As associações zoófilas são cada vez mais solicitadas por donos que «chegam a chorar» por não terem dinheiro para alimentar os animais e que assumem não terem comida para eles próprios, denunciou a Liga Portuguesa dos Direitos dos Animais.

A Presidente da Liga Portuguesa dos Direitos dos Animais (LPDA), Maria do Céu Sampaio, disse à agência Lusa que a situação tem vindo a agravar-se nos últimos dois anos, mas que está a atingir «proporções nunca vistas».

O desemprego, a perda de casa por incumprimento com o banco e a emigração forçada são algumas das razões que contribuem para cada vez mais pessoas não conseguirem manter os seus animais.
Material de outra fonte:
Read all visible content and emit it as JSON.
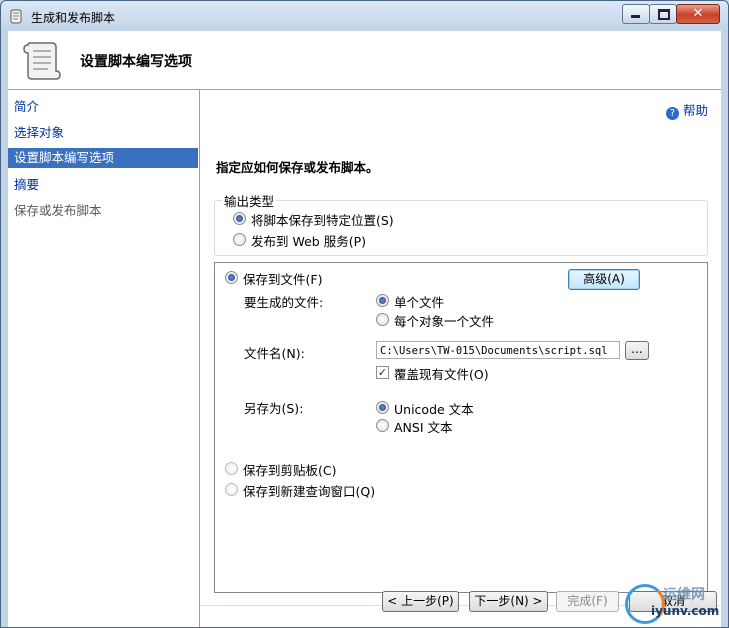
{
  "window": {
    "title": "生成和发布脚本",
    "close_glyph": "✕"
  },
  "header": {
    "title": "设置脚本编写选项"
  },
  "nav": {
    "items": [
      {
        "label": "简介",
        "state": "normal"
      },
      {
        "label": "选择对象",
        "state": "normal"
      },
      {
        "label": "设置脚本编写选项",
        "state": "selected"
      },
      {
        "label": "摘要",
        "state": "normal"
      },
      {
        "label": "保存或发布脚本",
        "state": "disabled"
      }
    ]
  },
  "main": {
    "help": {
      "icon": "help-icon",
      "icon_glyph": "?",
      "label": "帮助"
    },
    "instruction": "指定应如何保存或发布脚本。",
    "output_type": {
      "legend": "输出类型",
      "options": [
        {
          "label": "将脚本保存到特定位置(S)",
          "checked": true
        },
        {
          "label": "发布到 Web 服务(P)",
          "checked": false
        }
      ]
    },
    "save_to_file": {
      "label": "保存到文件(F)",
      "checked": true
    },
    "advanced_button": "高级(A)",
    "files_to_generate": {
      "label": "要生成的文件:",
      "options": [
        {
          "label": "单个文件",
          "checked": true
        },
        {
          "label": "每个对象一个文件",
          "checked": false
        }
      ]
    },
    "file_name": {
      "label": "文件名(N):",
      "value": "C:\\Users\\TW-015\\Documents\\script.sql",
      "browse_label": "..."
    },
    "overwrite": {
      "label": "覆盖现有文件(O)",
      "checked": true,
      "check_glyph": "✓"
    },
    "save_as": {
      "label": "另存为(S):",
      "options": [
        {
          "label": "Unicode 文本",
          "checked": true
        },
        {
          "label": "ANSI 文本",
          "checked": false
        }
      ]
    },
    "save_to_clipboard": {
      "label": "保存到剪贴板(C)",
      "checked": false
    },
    "save_to_query_window": {
      "label": "保存到新建查询窗口(Q)",
      "checked": false
    }
  },
  "footer": {
    "prev_label": "< 上一步(P)",
    "next_label": "下一步(N) >",
    "finish_label": "完成(F)",
    "cancel_label": "取消"
  },
  "watermark": {
    "big": "运维网",
    "small": "iyunv.com"
  },
  "colors": {
    "accent": "#3a70c0",
    "link": "#003399",
    "title_bar": "#c3d4e8"
  }
}
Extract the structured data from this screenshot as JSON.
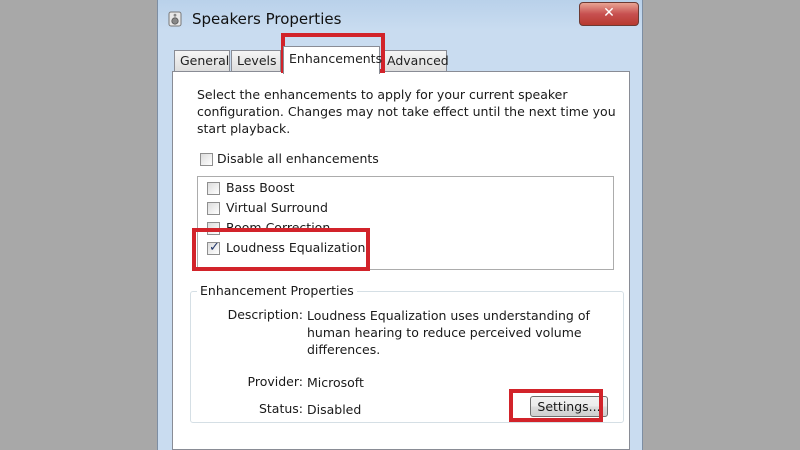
{
  "window": {
    "title": "Speakers Properties",
    "close_glyph": "✕"
  },
  "tabs": [
    {
      "label": "General",
      "active": false
    },
    {
      "label": "Levels",
      "active": false
    },
    {
      "label": "Enhancements",
      "active": true
    },
    {
      "label": "Advanced",
      "active": false
    }
  ],
  "intro_text": "Select the enhancements to apply for your current speaker configuration. Changes may not take effect until the next time you start playback.",
  "disable_all": {
    "label": "Disable all enhancements",
    "checked": false
  },
  "enhancements": [
    {
      "label": "Bass Boost",
      "checked": false
    },
    {
      "label": "Virtual Surround",
      "checked": false
    },
    {
      "label": "Room Correction",
      "checked": false
    },
    {
      "label": "Loudness Equalization",
      "checked": true
    }
  ],
  "properties": {
    "group_title": "Enhancement Properties",
    "description_label": "Description:",
    "description_value": "Loudness Equalization uses understanding of human hearing to reduce perceived volume differences.",
    "provider_label": "Provider:",
    "provider_value": "Microsoft",
    "status_label": "Status:",
    "status_value": "Disabled",
    "settings_button": "Settings..."
  },
  "icons": {
    "speaker": "speaker-icon",
    "checkmark": "✓"
  },
  "colors": {
    "highlight": "#d2232a",
    "title_bar": "#c9dcf0",
    "close_button": "#c75050"
  }
}
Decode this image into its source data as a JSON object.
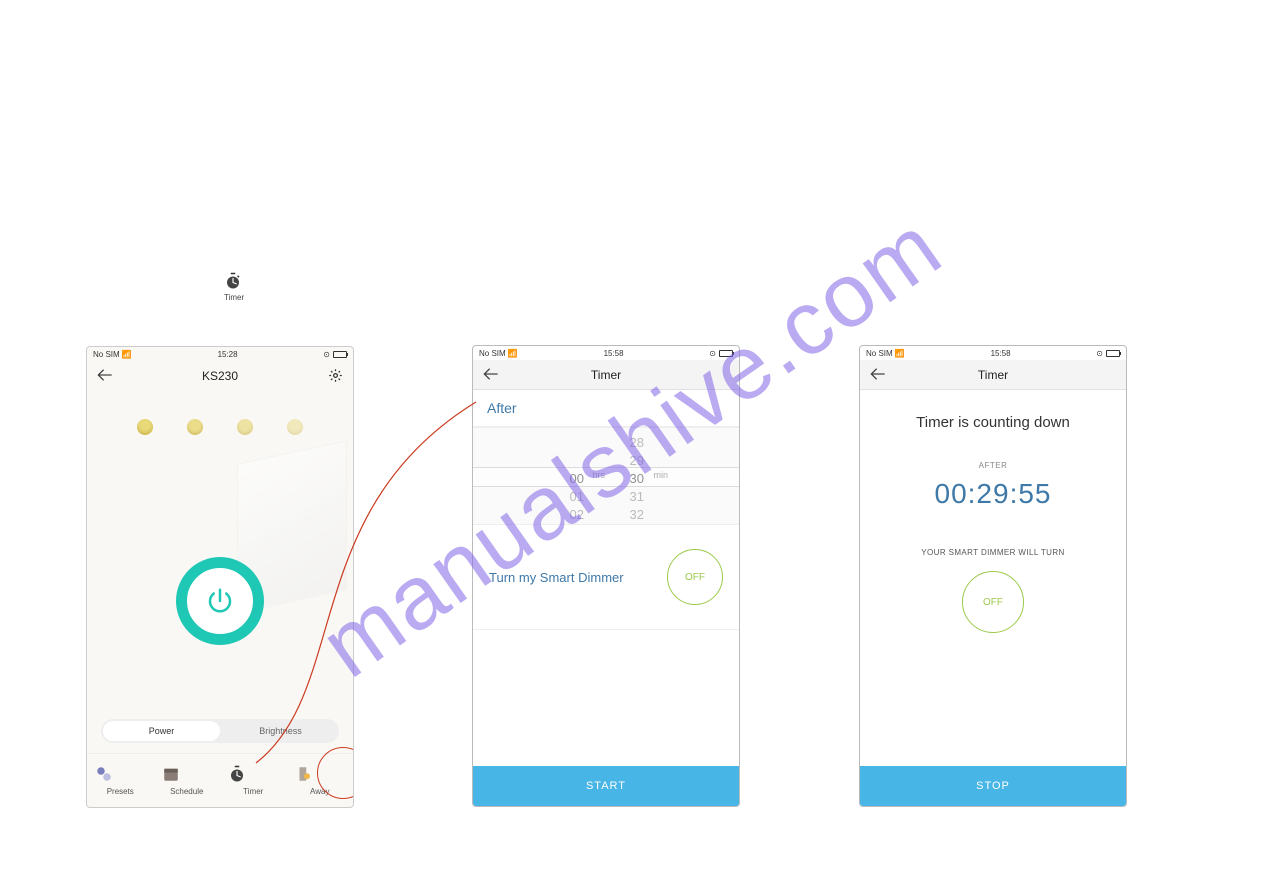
{
  "watermark": "manualshive.com",
  "intro_icon_label": "Timer",
  "phone1": {
    "status": {
      "carrier": "No SIM",
      "time": "15:28"
    },
    "title": "KS230",
    "segment": {
      "power": "Power",
      "brightness": "Brightness"
    },
    "tabs": {
      "presets": "Presets",
      "schedule": "Schedule",
      "timer": "Timer",
      "away": "Away"
    }
  },
  "phone2": {
    "status": {
      "carrier": "No SIM",
      "time": "15:58"
    },
    "title": "Timer",
    "after": "After",
    "picker": {
      "hrs_sel": "00",
      "hrs_unit": "hrs",
      "min_sel": "30",
      "min_unit": "min",
      "hrs_vals": [
        "00",
        "01",
        "02"
      ],
      "min_vals": [
        "28",
        "29",
        "30",
        "31",
        "32"
      ]
    },
    "turn_text": "Turn my Smart Dimmer",
    "off": "OFF",
    "start": "START"
  },
  "phone3": {
    "status": {
      "carrier": "No SIM",
      "time": "15:58"
    },
    "title": "Timer",
    "counting": "Timer is counting down",
    "after_label": "AFTER",
    "countdown": "00:29:55",
    "will_turn": "YOUR SMART DIMMER WILL TURN",
    "off": "OFF",
    "stop": "STOP"
  }
}
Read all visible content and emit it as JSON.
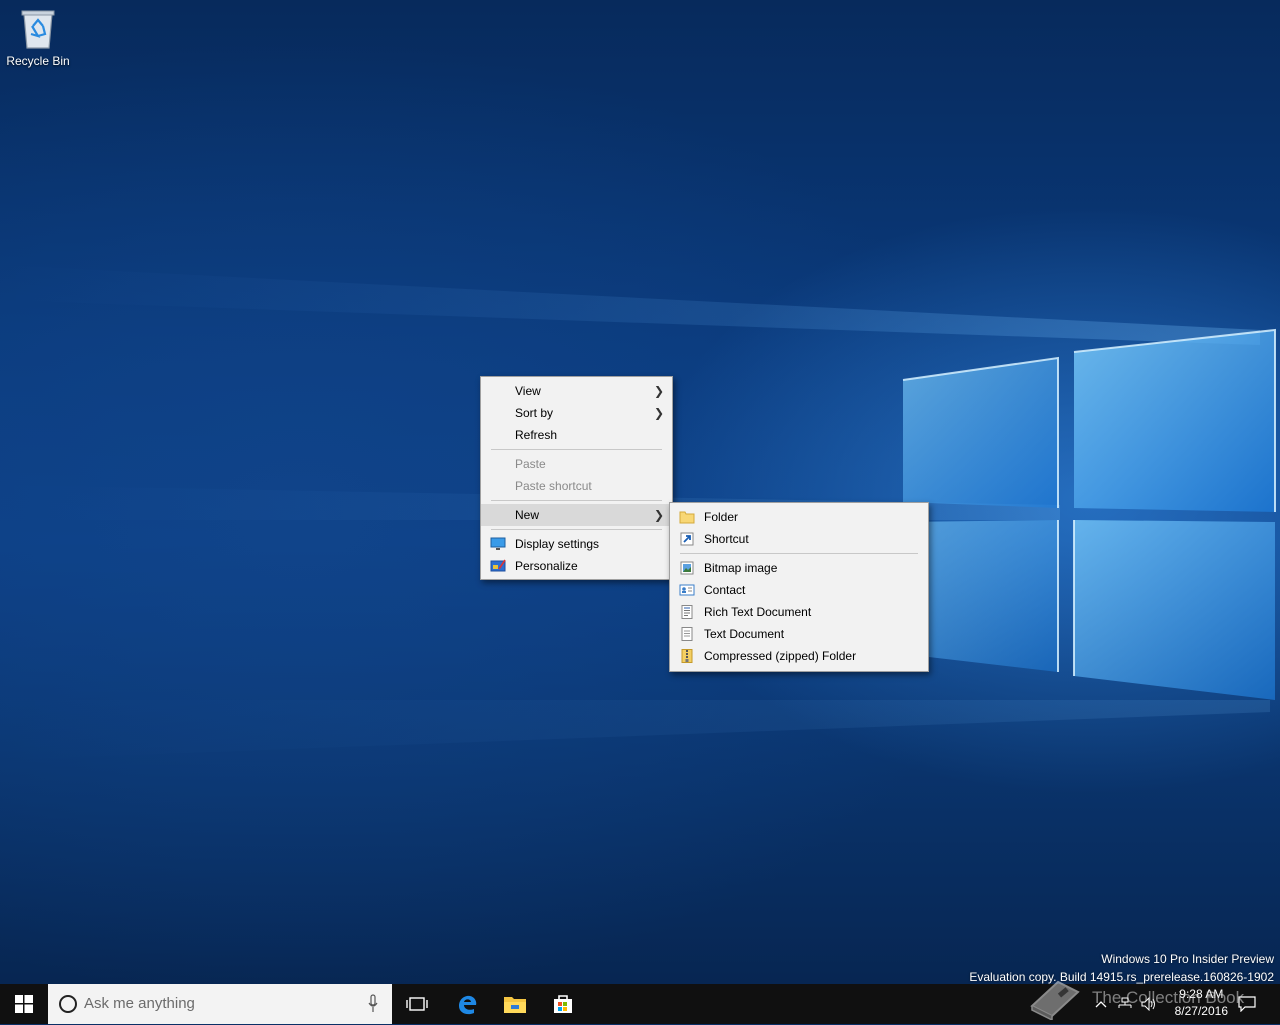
{
  "desktop": {
    "recycle_bin_label": "Recycle Bin"
  },
  "context_menu": {
    "items": [
      {
        "label": "View",
        "submenu": true
      },
      {
        "label": "Sort by",
        "submenu": true
      },
      {
        "label": "Refresh"
      },
      {
        "label": "Paste",
        "disabled": true
      },
      {
        "label": "Paste shortcut",
        "disabled": true
      },
      {
        "label": "New",
        "submenu": true,
        "highlighted": true
      },
      {
        "label": "Display settings",
        "icon": "display-settings-icon"
      },
      {
        "label": "Personalize",
        "icon": "personalize-icon"
      }
    ]
  },
  "new_submenu": {
    "items": [
      {
        "label": "Folder",
        "icon": "folder-icon"
      },
      {
        "label": "Shortcut",
        "icon": "shortcut-icon"
      },
      {
        "label": "Bitmap image",
        "icon": "bitmap-icon"
      },
      {
        "label": "Contact",
        "icon": "contact-icon"
      },
      {
        "label": "Rich Text Document",
        "icon": "rich-text-icon"
      },
      {
        "label": "Text Document",
        "icon": "text-document-icon"
      },
      {
        "label": "Compressed (zipped) Folder",
        "icon": "zip-folder-icon"
      }
    ]
  },
  "watermark": {
    "line1": "Windows 10 Pro Insider Preview",
    "line2": "Evaluation copy. Build 14915.rs_prerelease.160826-1902"
  },
  "taskbar": {
    "search_placeholder": "Ask me anything",
    "clock_time": "9:28 AM",
    "clock_date": "8/27/2016",
    "overlay_text": "The Collection Book"
  },
  "colors": {
    "accent": "#0078d7",
    "taskbar": "#101010",
    "menu_bg": "#f2f2f2"
  }
}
Maria do Céu Sampaio enumerou ainda o aumento do IVA na comida para animais e nos cuidados veterinários como fator que contribuiu para o afastamento de cada vez mais pessoas destes cuidados fundamentais para os animais.

A situação levou a LPDA a criar uma solução para os casos mais graves e de comprovada insuficiência económica que consiste na oferta de comida para os animais de donos que não podem assegurar estas despesas.

«Temos uma campanha que funciona em casos de muita e comprovada gravidade e que consiste no encaminhamento de dádivas de empresas de comida para animais para os mais necessitados», disse.

Maria do Céu Sampaio reconhece que esta é «uma gota de água» e que «não chega a todo o país».

A «falta de apoios» também tem dificultado a ação destas associações, que têm assistido, com «preocupação», a uma cada vez mais frequente oferta de donativos a particulares.

«Algumas pessoas fazem o possível e o impossível para ajudar os animais e sabemos que aplicam nesta ajuda os donativos que recebem. Mas há outras que ninguém sabe o que fazem», denunciou.

Por esta razão, a presidente da Liga defende que quem queira ajudar se filie em associações, de modo a que o rasto dos donativos possa ser seguido.